Non que les chanteurs déméritent mais tout de même… Ildebrando d’Arcangelo ne se présente pas à son avantage dans une partition envisagée à la mesure de Filippo Galli, le créateur du rôle de Mustafa (dont le programme soit dit en passant nous propose sous la plume de Dorian Astor un portrait accompli). Le timbre est engorgé et les ayatollahs de la fioriture déploreront l’approximation des vocalises. Le malaise est aussi scénique. Le bey ne semble pas apprécier les mascarades auxquelles le contraint l’œuvre. Ni amusant, ni pitoyable, pas même détestable, il est absent.

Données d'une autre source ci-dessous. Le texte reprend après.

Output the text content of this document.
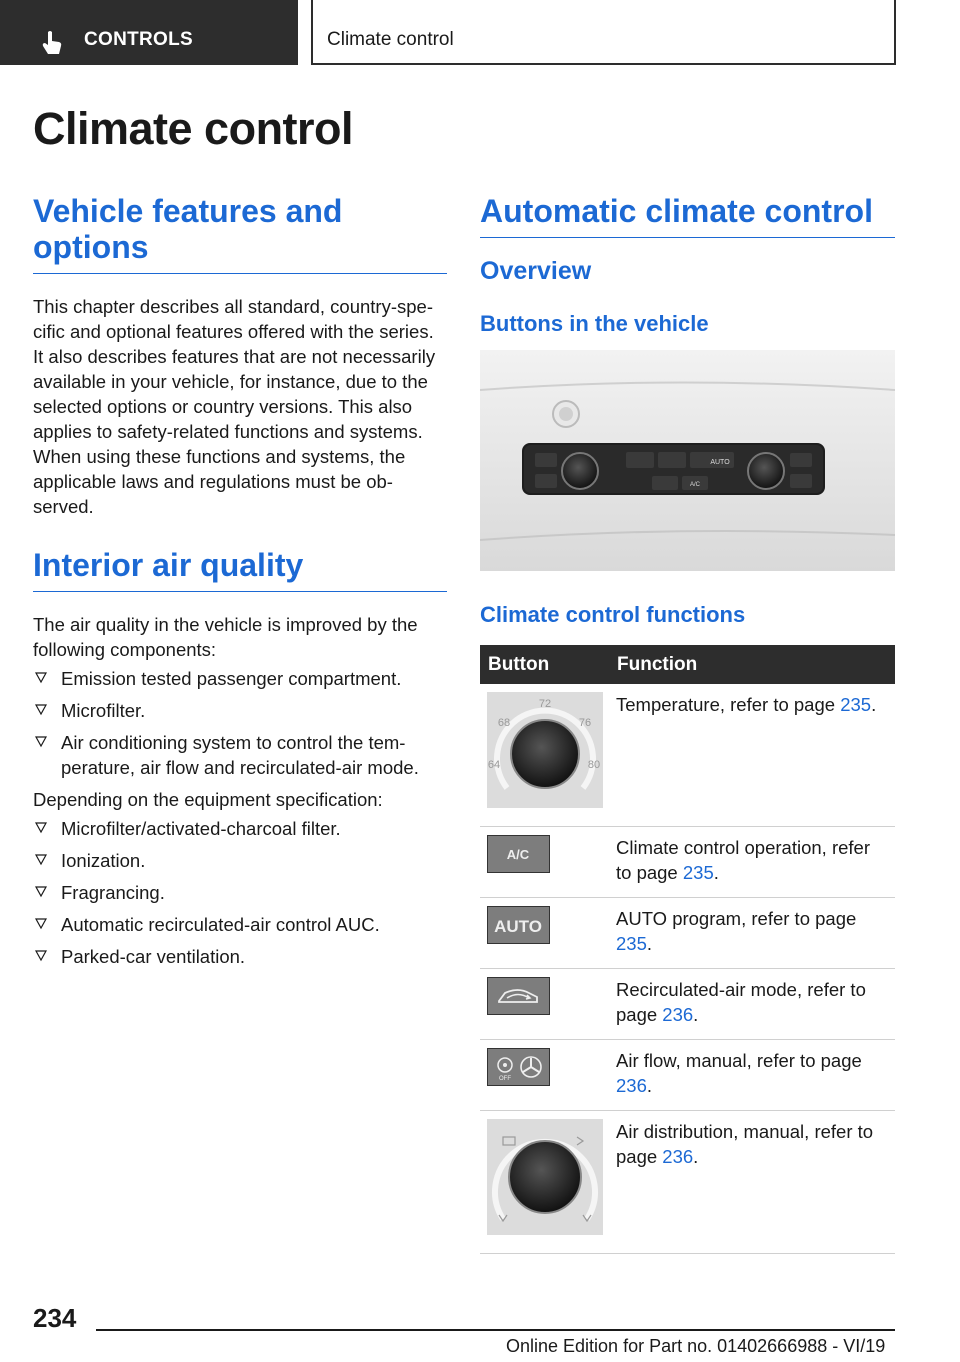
CONTROLS	Climate control
Climate control
Vehicle features and options

This chapter describes all standard, country-specific and optional features offered with the series. It also describes features that are not necessarily available in your vehicle, for instance, due to the selected options or country versions. This also applies to safety-related functions and systems. When using these functions and systems, the applicable laws and regulations must be observed.

Interior air quality

The air quality in the vehicle is improved by the following components:

Emission tested passenger compartment.
Microfilter.
Air conditioning system to control the temperature, air flow and recirculated-air mode.

Depending on the equipment specification:

Microfilter/activated-charcoal filter.
Ionization.
Fragrancing.
Automatic recirculated-air control AUC.
Parked-car ventilation.
Automatic climate control
Overview
Buttons in the vehicle
AUTO
A/C
Climate control functions
Button	Function

72
68 76
64 80	Temperature, refer to page 235.

A/C	Climate control operation, refer to page 235.

AUTO	AUTO program, refer to page 235.
	Recirculated-air mode, refer to page 236.

OFF	Air flow, manual, refer to page 236.
	Air distribution, manual, refer to page 236.
234
Online Edition for Part no. 01402666988 - VI/19
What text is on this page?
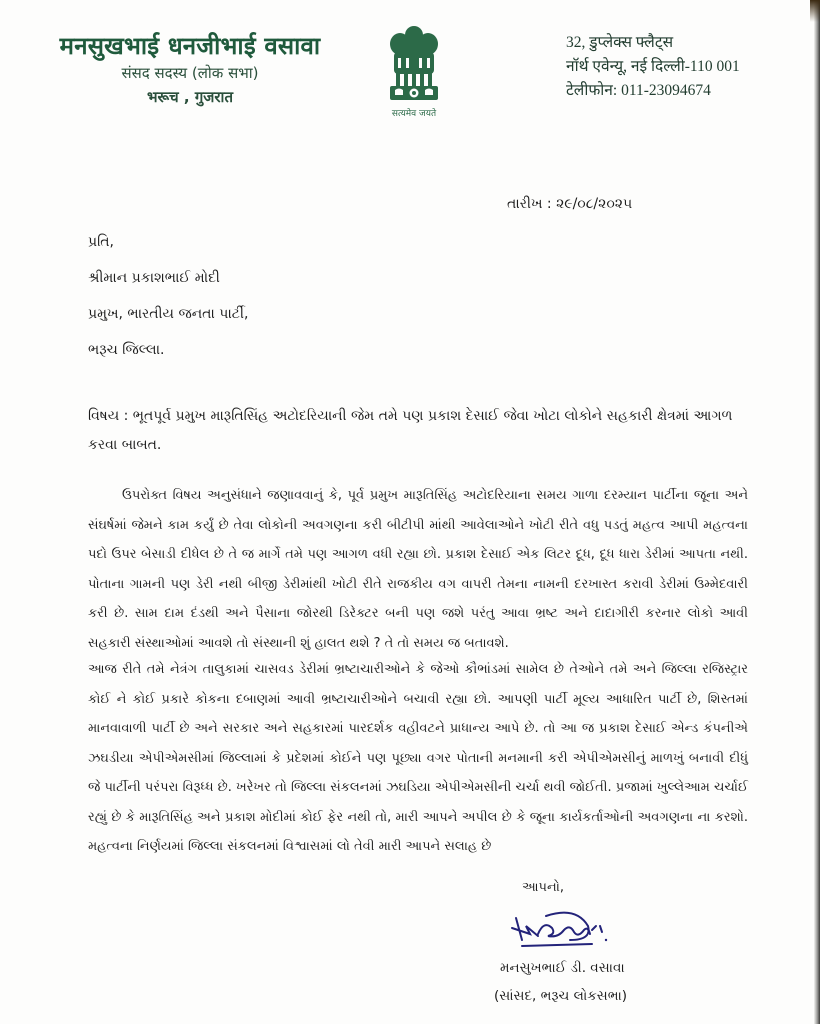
मनसुखभाई धनजीभाई वसावा
संसद सदस्य (लोक सभा)
भरूच , गुजरात
सत्यमेव जयते
32, डुप्लेक्स फ्लैट्स
नॉर्थ एवेन्यू, नई दिल्ली-110 001
टेलीफोन: 011-23094674
તારીખ : ૨૯/૦૮/૨૦૨૫
પ્રતિ,
શ્રીમાન પ્રકાશભાઈ મોદી
પ્રમુખ, ભારતીય જનતા પાર્ટી,
ભરૂચ જિલ્લા.
વિષય : ભૂતપૂર્વ પ્રમુખ મારૂતિસિંહ અટોદરિયાની જેમ તમે પણ પ્રકાશ દેસાઈ જેવા ખોટા લોકોને સહકારી ક્ષેત્રમાં આગળ કરવા બાબત.
ઉપરોક્ત વિષય અનુસંધાને જણાવવાનું કે, પૂર્વ પ્રમુખ મારૂતિસિંહ અટોદરિયાના સમય ગાળા દરમ્યાન પાર્ટીના જૂના અને સંઘર્ષમાં જેમને કામ કર્યું છે તેવા લોકોની અવગણના કરી બીટીપી માંથી આવેલાઓને ખોટી રીતે વધુ પડતું મહત્વ આપી મહત્વના પદો ઉપર બેસાડી દીધેલ છે તે જ માર્ગે તમે પણ આગળ વધી રહ્યા છો. પ્રકાશ દેસાઈ એક લિટર દૂધ, દૂધ ધારા ડેરીમાં આપતા નથી. પોતાના ગામની પણ ડેરી નથી બીજી ડેરીમાંથી ખોટી રીતે રાજકીય વગ વાપરી તેમના નામની દરખાસ્ત કરાવી ડેરીમાં ઉમ્મેદવારી કરી છે. સામ દામ દંડથી અને પૈસાના જોરથી ડિરેક્ટર બની પણ જશે પરંતુ આવા ભ્રષ્ટ અને દાદાગીરી કરનાર લોકો આવી સહકારી સંસ્થાઓમાં આવશે તો સંસ્થાની શું હાલત થશે ? તે તો સમય જ બતાવશે.
આજ રીતે તમે નેત્રંગ તાલુકામાં ચાસવડ ડેરીમાં ભ્રષ્ટાચારીઓને કે જેઓ કૌભાંડમાં સામેલ છે તેઓને તમે અને જિલ્લા રજિસ્ટ્રાર કોઈ ને કોઈ પ્રકારે કોકના દબાણમાં આવી ભ્રષ્ટાચારીઓને બચાવી રહ્યા છો. આપણી પાર્ટી મૂલ્ય આધારિત પાર્ટી છે, શિસ્તમાં માનવાવાળી પાર્ટી છે અને સરકાર અને સહકારમાં પારદર્શક વહીવટને પ્રાધાન્ય આપે છે. તો આ જ પ્રકાશ દેસાઈ એન્ડ કંપનીએ ઝઘડીયા એપીએમસીમાં જિલ્લામાં કે પ્રદેશમાં કોઈને પણ પૂછ્યા વગર પોતાની મનમાની કરી એપીએમસીનું માળખું બનાવી દીધું જે પાર્ટીની પરંપરા વિરૂધ્ધ છે. ખરેખર તો જિલ્લા સંકલનમાં ઝઘડિયા એપીએમસીની ચર્ચા થવી જોઈતી. પ્રજામાં ખુલ્લેઆમ ચર્ચાઈ રહ્યું છે કે મારૂતિસિંહ અને પ્રકાશ મોદીમાં કોઈ ફેર નથી તો, મારી આપને અપીલ છે કે જૂના કાર્યકર્તાઓની અવગણના ના કરશો. મહત્વના નિર્ણયમાં જિલ્લા સંકલનમાં વિશ્વાસમાં લો તેવી મારી આપને સલાહ છે
આપનો,
મનસુખભાઈ ડી. વસાવા
(સાંસદ, ભરૂચ લોકસભા)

S’il se plie davantage aux pitreries de Taddeo, Tassis Christoyannis n’est guère plus convaincant. Ce Macbeth halluciné, ce Don Giovanni insolent bute sur un rôle a priori moins exigeant mais trop éloigné de sa personnalité, et le style demeure étranger à sa vocalité.
Jamais deux sans trois. Varduhi Abrahamyan ne tient les promesses de son Isabella que le temps d’un « Per lui, ch’adoro » habillé d’une étoffe somptueuse. L’italienne fait sinon pale figure, question là encore de de chant – les coloratures rossiniennes ne sont pas seulement des notes, il faut leur donner un sens si l’on veut qu’elles fassent leur effet – et de tempérament. N’est pas comique qui veut.
Bref, enfermé dans cet écrin de luxe, l’on s’ennuierait ferme si Antonino Siragusa ne venait d’une voix tonitruante ébouriffer la soirée. Le ténor rappelle au passage deux ou trois règles sans lesquelles le chant rossinien ne serait que l’ombre de lui-même : la variation des reprises, le souci des nuances sans oublier la condition nécessaire à l’excitation que peut procurer cette musique : la prise de risque. L’applaudimètre récompense à juste titre ce Lindoro à la fois tendre et fripon. Tout comme il salue l’interprétation d’Haly par Nahuel di Piero. Son « Le femmine d’Italia » est envoyé avec la réjouissante probité d’un chant presque trop noble pour un subalterne. Mais de même qu’une hirondelle ne fait pas le printemps, une aria di sorbetto ne peut suffire à une représentation d’opéra.